I'm not an admirer of Hitchens, but he has the guts to include Galloway's criticism of him: "He had evidently been admirably consistent in his attention to my humble work, because he changed tone and said that this was just what he'd expect from a 'drink-sodden ex-Trotskyist popinjay.' It takes a little more than this to wound your correspondent--I could still hold a martini without spilling it when I was 'the greatest polemicist of our age' in 2001--but please note that the real thrust is contained in the word 'Trotskyist.' Galloway says that the worst day of his entire life was the day the Soviet Union fell."
I don't think anyone who has paid much attention feels that Galloway is not a deeply flawed political figure, I believe Hammer even implied as much in one of his posts. That doesn't diminish the appeal of seeing Norm Coleman get a load of inconvenient facts crammed down his throat in front of an international audience. I also note that Hitchens does nothing to refute any of Galloway's actual statements. I don't think many of us here wish Galloway were our Senator or Representative but we sure wish some of the Democrats in this country would deliver his style of smack-down once in a while.
I also note that Hitchens does nothing to refute any of Galloway's actual statements.
No?
It would have been a simple matter for them to call him out on a number of things. First of all, and easiest, he had dared to state under oath that he had not been a defender of the Saddam regime. This, from the man who visited Baghdad after the first Gulf war and, addressing Saddam, said: "Sir, I salute your courage, your strength, your indefatigability."
and
At the hearing, also, Galloway was half-correct in yelling at the subcommittee that he had been a critic of Saddam Hussein when Donald Rumsfeld was still making friendly visits to Baghdad. Here, a brief excursion into the aridities of left history may elucidate more than the Galloway phenomenon.

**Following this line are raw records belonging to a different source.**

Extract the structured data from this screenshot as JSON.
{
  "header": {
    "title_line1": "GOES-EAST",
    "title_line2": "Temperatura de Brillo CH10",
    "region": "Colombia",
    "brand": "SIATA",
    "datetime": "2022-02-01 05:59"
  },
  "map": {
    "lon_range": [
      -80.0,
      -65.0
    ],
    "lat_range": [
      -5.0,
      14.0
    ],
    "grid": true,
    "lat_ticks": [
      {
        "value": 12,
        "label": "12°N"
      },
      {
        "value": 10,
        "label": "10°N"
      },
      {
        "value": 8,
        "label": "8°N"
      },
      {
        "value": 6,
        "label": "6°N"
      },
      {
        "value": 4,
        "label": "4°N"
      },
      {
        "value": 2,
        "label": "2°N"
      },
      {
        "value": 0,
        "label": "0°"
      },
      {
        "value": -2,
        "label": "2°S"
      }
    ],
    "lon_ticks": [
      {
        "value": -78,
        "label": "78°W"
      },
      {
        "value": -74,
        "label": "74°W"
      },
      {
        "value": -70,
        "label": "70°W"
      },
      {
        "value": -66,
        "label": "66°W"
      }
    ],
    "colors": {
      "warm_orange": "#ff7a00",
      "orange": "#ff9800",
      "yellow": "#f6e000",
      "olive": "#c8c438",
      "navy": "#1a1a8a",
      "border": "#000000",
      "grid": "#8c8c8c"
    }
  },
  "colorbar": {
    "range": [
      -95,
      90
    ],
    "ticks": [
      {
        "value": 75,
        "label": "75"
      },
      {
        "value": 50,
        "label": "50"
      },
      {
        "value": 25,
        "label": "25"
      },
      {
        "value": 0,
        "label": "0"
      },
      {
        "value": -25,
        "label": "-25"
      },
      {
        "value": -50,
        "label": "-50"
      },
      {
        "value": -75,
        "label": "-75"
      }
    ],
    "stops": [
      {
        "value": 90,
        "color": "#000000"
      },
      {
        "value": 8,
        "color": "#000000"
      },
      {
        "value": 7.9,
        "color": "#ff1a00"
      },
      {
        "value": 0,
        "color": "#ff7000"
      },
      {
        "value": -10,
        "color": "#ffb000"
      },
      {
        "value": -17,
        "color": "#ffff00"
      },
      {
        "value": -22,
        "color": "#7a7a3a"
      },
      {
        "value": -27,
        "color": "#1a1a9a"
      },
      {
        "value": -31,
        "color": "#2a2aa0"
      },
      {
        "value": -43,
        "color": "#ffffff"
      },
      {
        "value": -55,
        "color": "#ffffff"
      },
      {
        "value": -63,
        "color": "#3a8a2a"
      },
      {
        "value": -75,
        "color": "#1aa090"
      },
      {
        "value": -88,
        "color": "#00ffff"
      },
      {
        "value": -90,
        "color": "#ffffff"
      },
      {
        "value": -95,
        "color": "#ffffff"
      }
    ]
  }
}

Well, it wasn't all that brief, so I won't quote any more, but it's there in the article. He also goes into the more substantive question of Galloway's and Fawaz Zureikat's involvement in Oil-for-Food.
By Joseph Thvedt, at 9:12 PM
I'm sorry, I was only referring to his attacks on Coleman. Thgose were the only parts that really interested me but I see that I did nothing in my comment to indicate that. I have no doubt there may have been massive corruption in the Oil for Food program. Maybe Galloway was involved, maybe he wasn't. I don't much care. I think the reason most of us on the left enjoyed his testimony was because he said all the things we wish Democrats would say about the Iraq war (and I do think I managed to get that across). If Galloway ends up being guilty of skimming a few million dollars that makes him a bad guy but it does not change his critique of American policy.
So far, at worst, Galloway is accused of receiving vouchers for 20 million barrels of oil. The original figure I read was that the vouchers could be sold for 30 cents.